Per la cassazione di tale sentenza la S. ha proposto ricorso con due motivi.

La Rete Ferroviaria Italiana ha resistito con controricorso.

Entrambe le parti hanno depositato memoria ex art. 378 c.p.c..

Diritto

MOTIVI DELLA DECISIONE

Con il primo motivo la ricorrente, denunciando violazione degli artt. 112 e 115 c.p.c, degli artt. 2103, 2094, 2095, 2097 c.c., nonchè dell’art. 1 ccnl 90/93 dei dirigenti ferrovieri e degli artt. 1 e 2 del Regolamento dei dirigenti (del 271/86), in sostanza lamenta che la Corte di merito non avrebbe dato “compiuta ragione della decisione”, attraverso il necessario accertamento “trifasico”, avendo trascurato il Regolamento dei Dirigenti (all. 85 ricorso di 1^ grado e all. 2 del ricorso per cassazione) che “specifica nel dettaglio le funzioni del dirigente stesso”.

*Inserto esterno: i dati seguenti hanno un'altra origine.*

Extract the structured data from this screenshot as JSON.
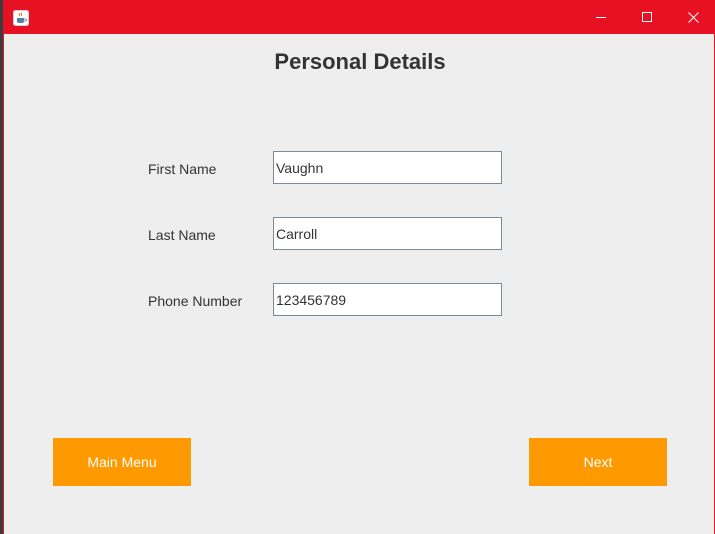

Inoltre la ricorrente si duole che erroneamente la Corte territoriale ha affermato che la “funzione di staff sarebbe “incompatibile con la funzione dirigenziale”, atteso che l’art. 1 del detto Regolamento prevede che i dirigenti “dirigono, coordinano, partecipano a staff, comitati e gruppi, sono preposti ad attività di studio, coordinamento, progettazione e, consulenza e ricerca”.

Il motivo è in parte inammissibile e in parte infondato.

Come questa Corte ha più volte affermato e va qui ribadito (v. Cass. 30-10-2008 n. 26234, Cass. 31-12-2009 n. 28284, Cass. 27-9-2010 n. 20272), “nel procedimento logico – giuridico diretto alla determinazione dell’inquadramento di un lavoratore subordinato non può prescindersi da tre fasi successive, e cioè, dall’accertamento in fatto delle attività lavorative in concreto svolte, dalle individuazione delle qualifiche e dei gradi previsti dal contratto collettivo di categoria e dal raffronto tra il risultato della prima indagine ed i testi della normativa contrattuale individuati nella seconda. L’accertamento della natura delle mansioni concretamente svolte dal dipendente, ai fini dell’inquadramento del medesimo in una determinata categoria di lavoratori, costituisce giudizio di fatto riservato al giudice del merito ed è insindacabile, in sede di legittimità, se sorretto da logica ed adeguata motivazione”.

Nella fattispecie la Corte di merito ha dapprima accertato, sulla base delle risultanze della prova testimoniale le mansioni concretamente svolte dalla S., analizzando le testimonianze della collega S. e del capo servizio D.S., ed evidenziando che, in base alle precisazioni fornite da quest’ultimo, era emerso che la S. poteva “adottare tutte quelle decisioni che non impegnavano il servizio rispetto alla Direzione Generale e, quindi, non richiedevano la formale approvazione” del capo servizio. La stessa “svolgeva anche funzioni di studio ed aveva rapporti con i fornitori, in via autonoma, per i problemi di gestione ordinaria, mentre, per la stipula dei contratti, lei istruiva la pratica, quindi relazionava al capo servizio e, quindi, l’approvazione competeva all’ufficio legale ed alla divisione”.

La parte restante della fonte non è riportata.